In its first week, 11 million, or 93 percent, of the 11.8 million viewers of "The Unit" stuck around for the first episode of "Smith." In the second week, that percentage fell to 81 percent, then plummeted to 63 percent in the third week.
Not only was "Smith" keeping less of its lead-in audience, but a shrinking portion of the previous week's viewers returned each week to see the next installment of "Smith." And the number of viewers also fell consistently from the first half hour to the second. [...]
"We have a unique vantage point at the network," she said. "I've seen cuts and read scripts for the next four to five episodes, so I could see where we're headed creatively.

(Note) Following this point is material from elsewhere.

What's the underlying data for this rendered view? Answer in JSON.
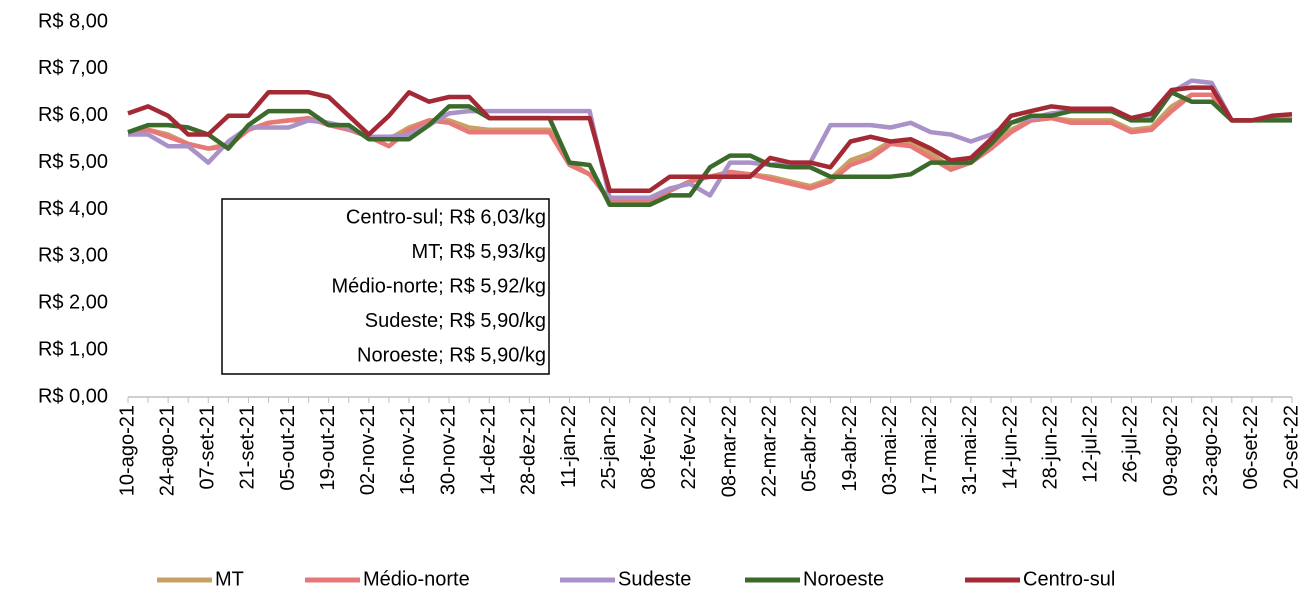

And we weren't 100 percent happy with what we were looking at."
Specifically, she said, the show's scripts were becoming harder to follow. "You have to have clarity in the story-telling," she said. "Confusion kills. I think it was particularly challenged in that area."
Citing the series' rapidly declining Nielsens probably would have been justification enough for her decision, but feeling suddenly liberated by the candor that programming executives rarely share with the press, Tassler followed up her opinion on the needless, syndication-hampering complexity of Smith's scripts by remarking, "For 2.5 million per episode, you'd think they could have edible craft service when the head of the network visits, you know? I had the runs for weeks. Weeks!" and that "in high-def, Ray Liotta's face was a little much to take."